Les éditions Le mot et le reste rééditent un classique pour qui s’intéresse au mouvement ouvrier. Un classique, souvent cité, toujours dans les bibliographies, mais rarement lu, faute de rééditions. Dans sa préface militante, Charles Jacquier souligne ce paradoxe d’un ouvrage de référence dont l’édition présente n’est que la quatrième, la première datant de 1953.

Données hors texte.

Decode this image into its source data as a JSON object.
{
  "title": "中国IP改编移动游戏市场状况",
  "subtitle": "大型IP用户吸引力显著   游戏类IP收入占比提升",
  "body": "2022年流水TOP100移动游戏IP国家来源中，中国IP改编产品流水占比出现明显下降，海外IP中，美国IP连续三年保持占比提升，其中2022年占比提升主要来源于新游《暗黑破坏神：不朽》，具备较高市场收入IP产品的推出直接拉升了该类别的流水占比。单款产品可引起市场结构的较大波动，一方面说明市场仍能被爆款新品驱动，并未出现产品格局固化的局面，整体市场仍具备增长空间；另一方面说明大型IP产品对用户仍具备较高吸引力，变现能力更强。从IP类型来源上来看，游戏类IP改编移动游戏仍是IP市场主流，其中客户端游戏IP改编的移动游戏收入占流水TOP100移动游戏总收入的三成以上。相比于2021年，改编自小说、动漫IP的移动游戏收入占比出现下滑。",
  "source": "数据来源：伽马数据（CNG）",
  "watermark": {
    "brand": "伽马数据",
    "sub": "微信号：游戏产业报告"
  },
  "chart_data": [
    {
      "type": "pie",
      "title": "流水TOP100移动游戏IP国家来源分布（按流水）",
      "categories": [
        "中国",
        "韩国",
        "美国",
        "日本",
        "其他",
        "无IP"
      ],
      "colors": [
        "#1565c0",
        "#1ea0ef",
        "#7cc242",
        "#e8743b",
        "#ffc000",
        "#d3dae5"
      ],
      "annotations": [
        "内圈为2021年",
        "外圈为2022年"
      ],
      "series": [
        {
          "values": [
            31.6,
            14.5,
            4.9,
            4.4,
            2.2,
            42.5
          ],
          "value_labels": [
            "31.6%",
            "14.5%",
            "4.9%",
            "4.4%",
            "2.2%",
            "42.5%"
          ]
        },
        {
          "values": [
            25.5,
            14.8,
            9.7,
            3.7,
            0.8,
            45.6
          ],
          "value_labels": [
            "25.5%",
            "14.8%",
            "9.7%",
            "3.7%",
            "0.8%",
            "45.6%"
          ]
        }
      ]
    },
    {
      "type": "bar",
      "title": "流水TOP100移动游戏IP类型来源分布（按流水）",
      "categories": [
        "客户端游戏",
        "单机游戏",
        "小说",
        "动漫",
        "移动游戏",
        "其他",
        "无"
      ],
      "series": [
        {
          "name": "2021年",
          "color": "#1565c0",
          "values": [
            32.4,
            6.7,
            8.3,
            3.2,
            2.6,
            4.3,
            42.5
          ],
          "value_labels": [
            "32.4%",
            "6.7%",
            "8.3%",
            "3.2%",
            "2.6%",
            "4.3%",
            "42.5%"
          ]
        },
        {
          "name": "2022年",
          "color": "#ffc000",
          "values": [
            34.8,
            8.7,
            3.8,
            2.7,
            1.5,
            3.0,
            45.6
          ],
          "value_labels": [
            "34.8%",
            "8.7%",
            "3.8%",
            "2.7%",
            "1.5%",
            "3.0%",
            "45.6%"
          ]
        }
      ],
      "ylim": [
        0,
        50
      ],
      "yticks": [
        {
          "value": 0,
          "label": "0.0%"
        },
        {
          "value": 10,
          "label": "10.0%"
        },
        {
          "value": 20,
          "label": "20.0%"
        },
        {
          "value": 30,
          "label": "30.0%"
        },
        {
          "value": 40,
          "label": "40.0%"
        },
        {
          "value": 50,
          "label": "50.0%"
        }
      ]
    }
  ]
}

L’ouvrage vaut d’abord pour son auteur, Maurice Dommanget. Instituteur, militant syndicaliste, communiste devenu rapidement dissident, il embrasse l’histoire du premier mai de ses origines à 1951, livrant là, par la richesse des extraits et des documents présentés, une fine chronologie. M. Dommanget conçoit son objet d’un point de vue internationaliste. L’essentiel réside alors dans son abord du 1er mai. Succédant à Amédée Dunois qu’il connut, Maurice Dommanget s’empare du 1er mai armé de sa culture et de ses convictions syndicalistes révolutionnaires. Ses remerciements précisent sa dette à l’égard de Pierre Monatte et Alfred Rosmer ; ses notes se nourrissent de l’ensemble de la littérature grise ouvrière, singulièrement sa presse syndicale. Il faut ainsi appréhender la démonstration de l’auteur au titre de cette culture syndicale. Elle rend compte de sa thèse principale : le 1er mai naît de la revendication des huit heures, il s’institutionnalise ensuite, aux lendemains de la première guerre mondiale. Le 1er mai s’affadit ensuite, jusqu’en 1934 où il retrouve, aux feux d’un antifascisme structurant l’ensemble des relations politiques en Europe, tout son lustre. Pour autant, il a cessé d’être une manifestation ouvrière se muant en kermesse. A l’appui de cette description, Maurice Dommanget cite Georges Dumoulin chroniquant le 1er mai 1937, déplorant une défiguration, une parodie de festivités bourgeoises.... Pour le Temps, c’est la fin d’une mystique. Ces citations importent. Elles soulignent une écriture documentée et structurée par le syndicalisme révolutionnaire, la grève générale, la défiance envers le politique au nom de l’autonomie syndicale. Tout le sel de la première partie de l’ouvrage (le 1er mai des origines à 1953) tient à cette lecture à la fois internationaliste, syndicale et révolutionnaire de l’histoire du mouvement ouvrier.
La seconde partie de l’ouvrage questionne l’aspect fête du travail du 1er mai. Elle s’adjoint de l’évocation de sa place dans la poésie et la chanson populaire (J.-B. Clément, Clovis Hugues, Charles Gros, Gaston Couté, Marcel Martinet….). On y retrouve la culture syndicaliste révolutionnaire, l’attention prêtée à la culture prolétarienne. Ici, Dommanget paraît proche d’Henry Poulaille et de Nouvel âge littéraire, comme dans sa première partie son travail s’apparentait à celui d’Alfred Rosmer (Le mouvement ouvrier pendant la première guerre mondiale). Le paradoxe de cet ouvrage, qui s’ancre ainsi dans une tradition, tient également à ce qu’il annonce de l’histoire du mouvement ouvrier. Ecrit dans la perspective tracée par Amédée Dunois, il devient un ouvrage d’histoire ouvrant sur la question des mentalités. D’ailleurs, Maurice Dommanget déclare s’efforcer d’écrire cette histoire du 1er mai comme s’il s’agissait d’une personne (p. 24). A la sèche chronologie des faits, il ajoute des considérations de psychologie sociale, une investigation plus poussée sur les racines du 1er mai. Toute proportion gardée, il enrichit son objet des multiples dimensions de l’histoire économique et sociale. En ce sens, et à la date de 1953, l’ouvrage préfigure le renouvellement de l’histoire du mouvement ouvrier par l’IFHS et ses revues (L’Actualité de l’histoire, Le Mouvement social) que Maurice Dommanget fréquenta. S’il est un classique, L’histoire du 1er mai l’est dans toute l’acceptation du terme. Il demeure encore novateur, puisqu’il n’eut pas de postérité hors Danielle Tartakowsky qui circonscrit son enquête à la France, puisqu’il se comprend en miroir de L’histoire du drapeau rouge, bientôt rééditée dans la même collection.
Il est donc plusieurs manières de lire cette Histoire du 1er mai ; toutes établissent la nécessité de se réapproprier l’œuvre de son auteur.